I am trying to convince my husband to let me get another horse and I fell in love with the quariesian breed. The beauty and elegance of a friesian and the sweet demeanor and sporty body of the quarter horse. Does any one here own one or have they ridden one before? I would love to know. I would be purchasing a baby so I woudn't even be able to test ride her.

Thanks


----------



## barnrat (Jan 1, 2007)

with the quarisian I think of just some back yard bred horse where somebody decided to give it a breed name, Would you be able to register this horse and do you plan to show? what makes you really love the quarisian among any other horse?


----------



## prettypalfrey (Mar 12, 2007)

It does have its own register or it can be placed under friesian sport horse association. I have always wanted a Friesian but I can't afford one also I love western pleasure and I think Friesians themselves are a bit to big for some of the events. I love the look of both horses combined.

Thanks for your response
Pretty Palfrey


----------



## horseygall220 (Mar 13, 2007)

*I love Ferasins.*

Ferasin's are one of my two favorite breeds. My neighbor has a Ferasin and I rode her. She has a gental smooth canter and does very well in dressage. Please do get a picture of the baby on the sight if you get it i would love to see it.


----------



## sparky (Dec 14, 2006)

what an interesting cross. I think that would be a beautiful cross breed to own. Does it have the fresian or the QH looks?


----------



## prettypalfrey (Mar 12, 2007)

They can look like either but I prefer them to be pure black with a height in betwenn that of both breeds. I ride western so I like alot of muscle in the hind end so hopefully a big bum.


----------



## LDS (Mar 29, 2007)

I have had several friesian QH crosses and love them. Here's one we used for mounted shooting.
We stand Hendrik the Magician, Friesian stallion, and breed several QH mares, among others.
I love the cross.


----------



## hsharp123 (Mar 22, 2007)

One word for that horse! stunning!!! I have never even heard of that cross but its delightful- go for it!

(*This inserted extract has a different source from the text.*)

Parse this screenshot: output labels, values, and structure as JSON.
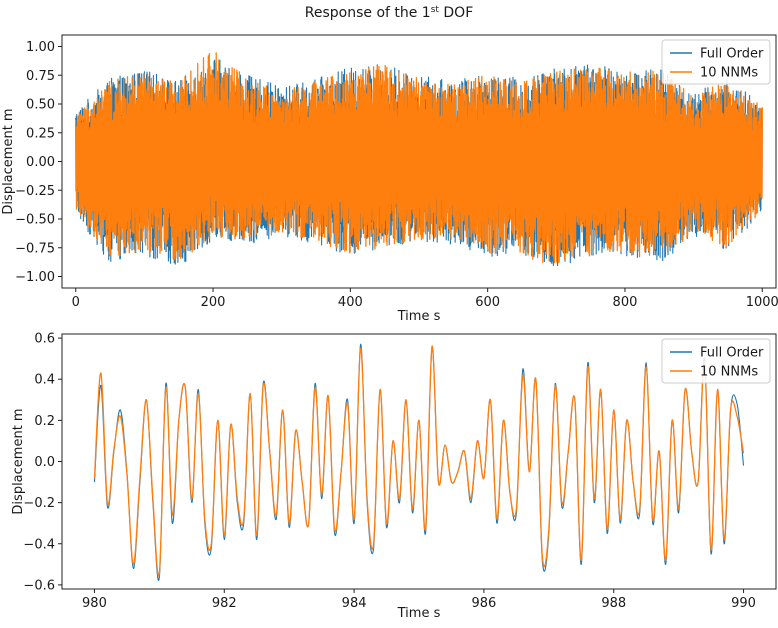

Pics of the baby if you can! Are they available in the UK do you think?


----------



## Ramble (Mar 29, 2007)

I googled them, and here's a pic of a stud that I found.


----------



## meggymoo (Mar 10, 2007)

Oh wow, I like him! :shock:


----------



## prettypalfrey (Mar 12, 2007)

ok LDS your horse is exactly what I would want in a horse. Unfortunately I thinkI might be breeding my mare now to get a Quarter horse. Its just cheaper and the Stud is well know.  
I suppose I will have my dream horse someday. I suppose I could sell the baby after I train it and then buy a Quariesian


----------